CAMAGUEY, Cuba -- Hurricane Ike roared into Cuba on Sunday after destroying houses and crops on low-lying islands, and worsening floods in Haiti that have already killed more than 300 people.
With Ike forecast to sweep the length of Cuba and possibly hit Havana head-on, hundreds of thousands of Cubans evacuated to shelters or higher ground. To the north, residents of the Florida Keys fled up a narrow highway, fearful that the hurricane could hit them Tuesday.
At least 58 people died as Ike's winds and rain swept Haiti Sunday -- and officials found three more bodies from a previous storm -- raising the nation's death toll from four tropical storms in less than a month to 319. A Dominican man was crushed by a falling tree. It was too early to know of deaths on other islands where the powerful winds were still blowing.

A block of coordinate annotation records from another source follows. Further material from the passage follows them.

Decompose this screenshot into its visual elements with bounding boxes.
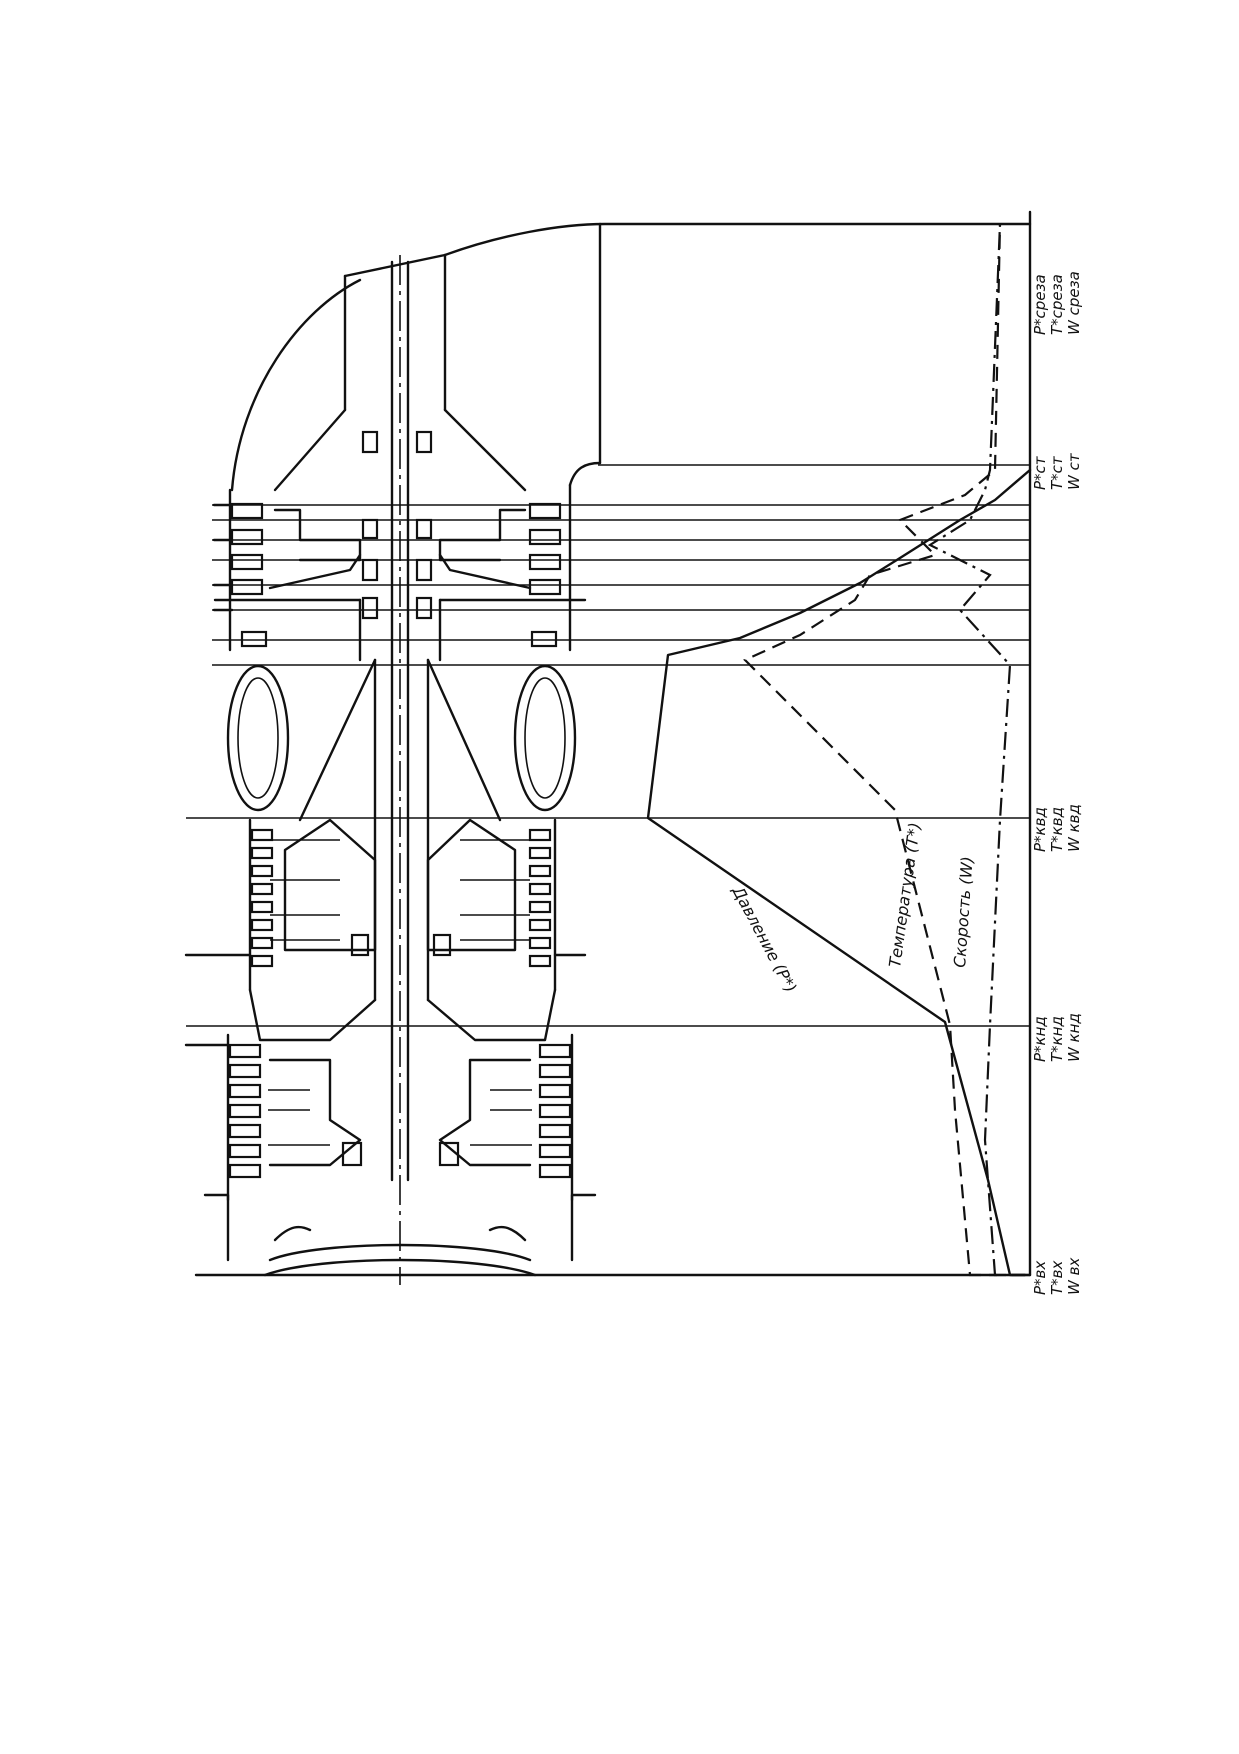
station-vx-p: P*вх [1031,1261,1049,1295]
station-st-p: P*ст [1031,455,1049,490]
inlet [203,1193,597,1277]
combustion-chamber [226,658,577,1002]
turbine-section [212,430,1030,666]
engine-axis [390,255,410,1285]
station-knd-w: W кнд [1065,1013,1083,1062]
nozzle-outline [230,222,1032,492]
station-kvd-t: T*квд [1048,807,1066,852]
station-sreza-p: P*среза [1031,274,1049,335]
lp-blade-rows [228,1043,572,1179]
hp-blade-rows [250,828,552,968]
speed-caption: Скорость (W) [950,856,977,969]
station-kvd-p: P*квд [1031,807,1049,852]
station-sreza-t: T*среза [1048,274,1066,335]
station-st-t: T*ст [1048,455,1066,490]
curve-speed [927,223,1030,1277]
station-kvd-w: W квд [1065,804,1083,852]
lp-compressor [184,1033,574,1202]
curve-pressure [646,468,1032,1277]
station-knd-p: P*кнд [1031,1016,1049,1062]
curve-captions: Давление (P*) Температура (T*) Скорость … [728,821,977,996]
station-labels: P*вх T*вх W вх P*кнд T*кнд W кнд P*квд T… [1031,271,1083,1295]
station-vx-w: W вх [1065,1258,1083,1295]
station-vx-t: T*вх [1048,1260,1066,1295]
station-st-w: W ст [1065,452,1083,490]
hp-compressor [184,818,587,1042]
temperature-caption: Температура (T*) [885,821,924,968]
plot-frame [186,210,1032,1277]
curve-temperature [743,223,1025,1277]
station-knd-t: T*кнд [1048,1016,1066,1062]
station-sreza-w: W среза [1065,271,1083,335]
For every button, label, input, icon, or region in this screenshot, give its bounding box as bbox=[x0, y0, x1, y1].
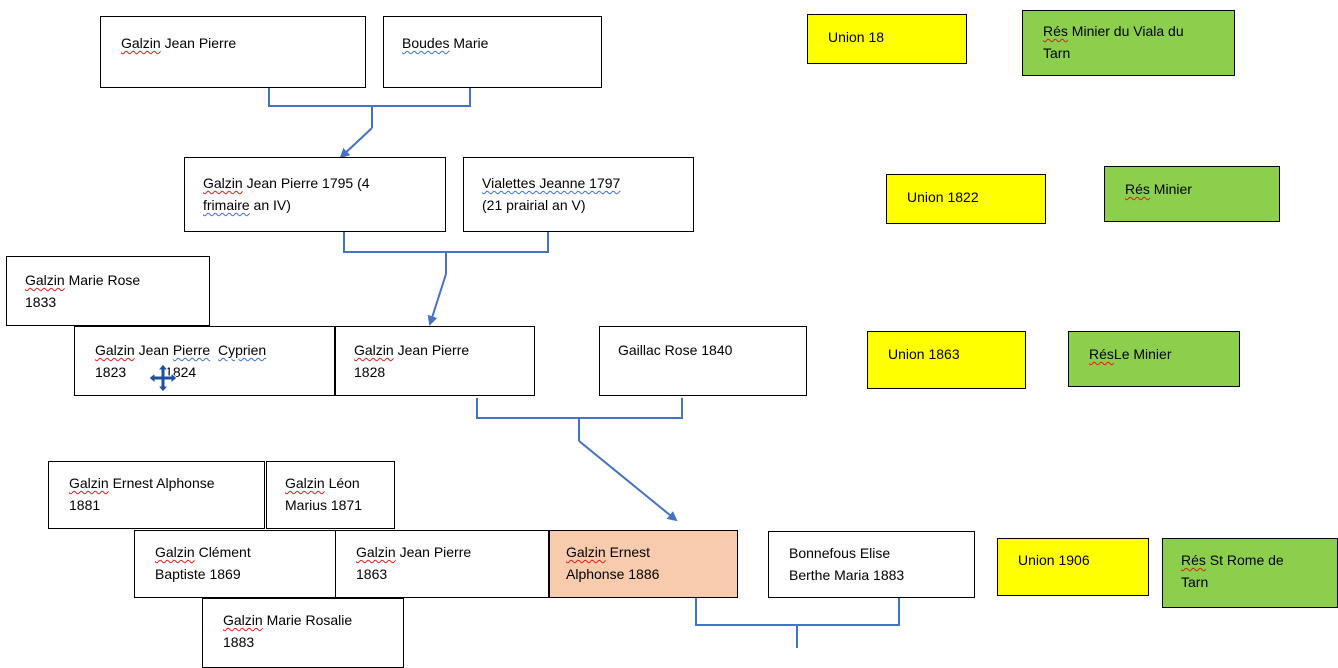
date-text: an IV) bbox=[249, 197, 291, 213]
residence-text: Le Minier bbox=[1113, 346, 1172, 362]
residence-box-gen3[interactable]: RésLe Minier bbox=[1068, 331, 1240, 387]
given-name-text: Jean bbox=[134, 342, 173, 358]
given-name-text: Jean Pierre bbox=[160, 35, 237, 51]
surname-text: Galzin bbox=[354, 342, 394, 358]
surname-text: Galzin bbox=[356, 544, 396, 560]
union-box-gen4[interactable]: Union 1906 bbox=[997, 538, 1149, 596]
person-box-galzin-marie-rosalie[interactable]: Galzin Marie Rosalie 1883 bbox=[202, 598, 404, 668]
residence-text: St Rome de bbox=[1205, 552, 1284, 568]
birth-year-text: 1828 bbox=[354, 364, 386, 380]
residence-prefix: Rés bbox=[1043, 23, 1068, 39]
surname-text: Galzin bbox=[121, 35, 161, 51]
person-box-galzin-marie-rose[interactable]: Galzin Marie Rose 1833 bbox=[6, 256, 210, 326]
name-year-text: Alphonse 1886 bbox=[566, 566, 660, 582]
name-text: Bonnefous Elise bbox=[789, 545, 891, 561]
surname-text: Galzin bbox=[95, 342, 135, 358]
person-box-bonnefous-elise[interactable]: Bonnefous Elise Berthe Maria 1883 bbox=[768, 531, 975, 598]
union-box-gen3[interactable]: Union 1863 bbox=[867, 331, 1026, 389]
birth-years-text: 1823 1824 bbox=[95, 364, 197, 380]
residence-box-gen4[interactable]: Rés St Rome de Tarn bbox=[1162, 538, 1338, 608]
person-box-galzin-jean-pierre-gen1[interactable]: Galzin Jean Pierre bbox=[100, 16, 366, 88]
union-box-gen1[interactable]: Union 18 bbox=[807, 14, 967, 64]
bracket-gen4 bbox=[695, 598, 900, 648]
person-box-gaillac-rose[interactable]: Gaillac Rose 1840 bbox=[599, 326, 807, 396]
person-box-galzin-jean-pierre-1828[interactable]: Galzin Jean Pierre 1828 bbox=[335, 326, 535, 396]
given-name-text: Ernest bbox=[605, 544, 651, 560]
name-year-text: Marius 1871 bbox=[285, 497, 363, 513]
surname-text: Galzin bbox=[25, 272, 65, 288]
given-name-text: Clément bbox=[194, 544, 251, 560]
person-box-galzin-ernest-alphonse-1881[interactable]: Galzin Ernest Alphonse 1881 bbox=[48, 461, 265, 529]
name-year-text: Baptiste 1869 bbox=[155, 566, 241, 582]
person-box-galzin-jean-pierre-1795[interactable]: Galzin Jean Pierre 1795 (4 frimaire an I… bbox=[184, 157, 446, 232]
residence-text: Minier bbox=[1149, 181, 1192, 197]
surname-text: Boudes bbox=[402, 35, 450, 51]
surname-text: Galzin bbox=[155, 544, 195, 560]
bracket-gen2 bbox=[343, 232, 549, 274]
birth-year-text: 1833 bbox=[25, 294, 57, 310]
name-text: Gaillac Rose 1840 bbox=[618, 342, 733, 358]
residence-text-line2: Tarn bbox=[1181, 574, 1209, 590]
given-name-cyprien: Cyprien bbox=[217, 342, 267, 358]
person-box-galzin-clement-baptiste[interactable]: Galzin Clément Baptiste 1869 bbox=[134, 530, 336, 598]
residence-box-gen2[interactable]: Rés Minier bbox=[1104, 166, 1280, 222]
person-box-boudes-marie[interactable]: Boudes Marie bbox=[383, 16, 602, 88]
given-name-text: Jean Pierre 1795 (4 bbox=[242, 175, 370, 191]
residence-prefix: Rés bbox=[1125, 181, 1150, 197]
given-name-text: Marie Rose bbox=[64, 272, 141, 288]
residence-text: Minier du Viala du bbox=[1067, 23, 1184, 39]
residence-text-line2: Tarn bbox=[1043, 45, 1071, 61]
given-name-text: Jean Pierre bbox=[393, 342, 470, 358]
union-label: Union 1863 bbox=[888, 346, 960, 362]
name-year-text: Berthe Maria 1883 bbox=[789, 567, 905, 583]
union-label: Union 1906 bbox=[1018, 552, 1090, 568]
surname-text: Galzin bbox=[566, 544, 606, 560]
arrow-gen2 bbox=[427, 273, 447, 326]
given-name-text: Marie Rosalie bbox=[262, 612, 353, 628]
residence-prefix: Rés bbox=[1089, 346, 1114, 362]
residence-prefix: Rés bbox=[1181, 552, 1206, 568]
given-name-text: Marie bbox=[449, 35, 489, 51]
person-box-galzin-jean-pierre-cyprien[interactable]: Galzin Jean Pierre Cyprien 1823 1824 bbox=[74, 326, 335, 396]
date-text: (21 prairial an V) bbox=[482, 197, 586, 213]
arrow-gen1 bbox=[339, 127, 373, 159]
bracket-gen1 bbox=[268, 88, 471, 128]
arrow-gen3 bbox=[578, 440, 678, 522]
person-box-galzin-jean-pierre-1863[interactable]: Galzin Jean Pierre 1863 bbox=[335, 530, 549, 598]
name-text: Vialettes Jeanne 1797 bbox=[482, 175, 621, 191]
given-name-pierre: Pierre bbox=[172, 342, 211, 358]
surname-text: Galzin bbox=[285, 475, 325, 491]
union-label: Union 18 bbox=[828, 29, 885, 45]
move-icon[interactable] bbox=[148, 363, 178, 393]
person-box-galzin-ernest-alphonse-1886[interactable]: Galzin Ernest Alphonse 1886 bbox=[549, 530, 738, 598]
birth-year-text: 1881 bbox=[69, 497, 101, 513]
birth-year-text: 1883 bbox=[223, 634, 255, 650]
given-name-text: Jean Pierre bbox=[395, 544, 472, 560]
bracket-gen3 bbox=[476, 398, 683, 441]
name-separator bbox=[210, 342, 218, 358]
surname-text: Galzin bbox=[203, 175, 243, 191]
residence-box-gen1[interactable]: Rés Minier du Viala du Tarn bbox=[1022, 10, 1235, 76]
person-box-vialettes-jeanne[interactable]: Vialettes Jeanne 1797 (21 prairial an V) bbox=[463, 157, 694, 232]
given-name-text: Léon bbox=[324, 475, 360, 491]
surname-text: Galzin bbox=[223, 612, 263, 628]
given-name-text: Ernest Alphonse bbox=[108, 475, 215, 491]
republican-date-text: frimaire bbox=[203, 197, 250, 213]
birth-year-text: 1863 bbox=[356, 566, 388, 582]
surname-text: Galzin bbox=[69, 475, 109, 491]
union-box-gen2[interactable]: Union 1822 bbox=[886, 174, 1046, 224]
union-label: Union 1822 bbox=[907, 189, 979, 205]
person-box-galzin-leon[interactable]: Galzin Léon Marius 1871 bbox=[266, 461, 395, 529]
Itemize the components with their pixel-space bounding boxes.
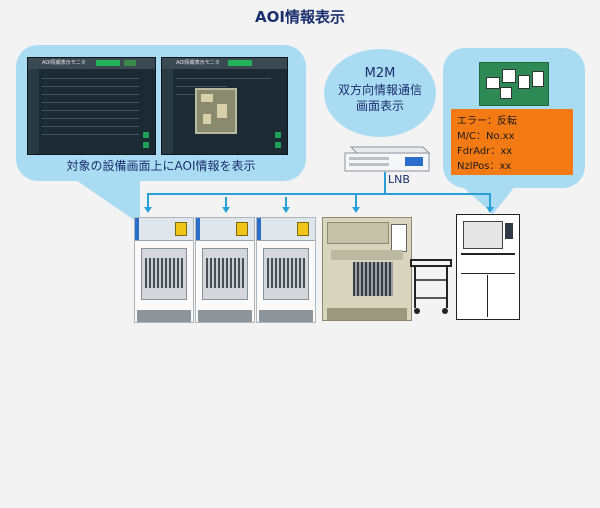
right-bubble-tail bbox=[455, 180, 520, 214]
feeder-cart bbox=[410, 259, 452, 314]
drop-line bbox=[225, 197, 227, 207]
lnb-label: LNB bbox=[388, 173, 410, 186]
m2m-subtitle-2: 画面表示 bbox=[355, 99, 404, 113]
drop-line bbox=[147, 193, 149, 207]
m2m-subtitle-1: 双方向情報通信 bbox=[337, 83, 422, 97]
info-line-error: エラー：反転 bbox=[457, 116, 517, 127]
server-drop-line bbox=[384, 172, 386, 194]
diagram-title: AOI情報表示 bbox=[255, 8, 345, 26]
screen-button bbox=[275, 132, 281, 138]
arrow-down-icon bbox=[352, 207, 360, 213]
left-bubble-caption: 対象の設備画面上にAOI情報を表示 bbox=[66, 159, 256, 173]
arrow-down-icon bbox=[222, 207, 230, 213]
placement-machine-2 bbox=[195, 217, 255, 323]
left-bubble-tail bbox=[70, 176, 140, 224]
aoi-monitor-screen-list: AOI情報表示モニタ bbox=[27, 57, 156, 155]
aoi-inspection-machine bbox=[456, 214, 520, 320]
drop-line bbox=[355, 193, 357, 207]
m2m-ellipse: M2M 双方向情報通信 画面表示 bbox=[324, 49, 436, 137]
pcb-image bbox=[195, 88, 237, 134]
drop-line bbox=[285, 197, 287, 207]
info-line-nozzle: NzlPos：xx bbox=[457, 161, 512, 172]
bus-line bbox=[147, 193, 491, 195]
screen-button bbox=[275, 142, 281, 148]
placement-machine-1 bbox=[134, 217, 194, 323]
info-line-machine: M/C：No.xx bbox=[457, 131, 515, 142]
modular-mounter bbox=[322, 217, 412, 321]
screen-caption: AOI情報表示モニタ bbox=[176, 60, 220, 66]
arrow-down-icon bbox=[282, 207, 290, 213]
arrow-down-icon bbox=[144, 207, 152, 213]
screen-button bbox=[143, 132, 149, 138]
lnb-server-icon bbox=[344, 146, 431, 172]
screen-caption: AOI情報表示モニタ bbox=[42, 60, 86, 66]
aoi-monitor-screen-image: AOI情報表示モニタ bbox=[161, 57, 288, 155]
placement-machine-3 bbox=[256, 217, 316, 323]
screen-button bbox=[143, 142, 149, 148]
feeder-layout-icon bbox=[479, 62, 549, 106]
aoi-info-box: エラー：反転 M/C：No.xx FdrAdr：xx NzlPos：xx bbox=[451, 109, 573, 175]
drop-line bbox=[489, 193, 491, 207]
info-line-feeder: FdrAdr：xx bbox=[457, 146, 513, 157]
arrow-down-icon bbox=[486, 207, 494, 213]
m2m-label: M2M bbox=[364, 66, 396, 81]
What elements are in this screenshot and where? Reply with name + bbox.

Ike's center hit the Bahamas' Great Inagua island, where the roofs of its two shelters both sprung leaks under the 135 mph winds. As the storm passed, people inside peeked through windows at toppled trees and houses stripped of their roofs.
"It's nasty. I can't remember getting hit like this," reserve police officer Henry Nixon said from inside a shelter holding about 85 people.
Todd Kimberlain, a meteorologist at the U.S. National Hurricane Center, said Ike was expected to remain over the island until Tuesday.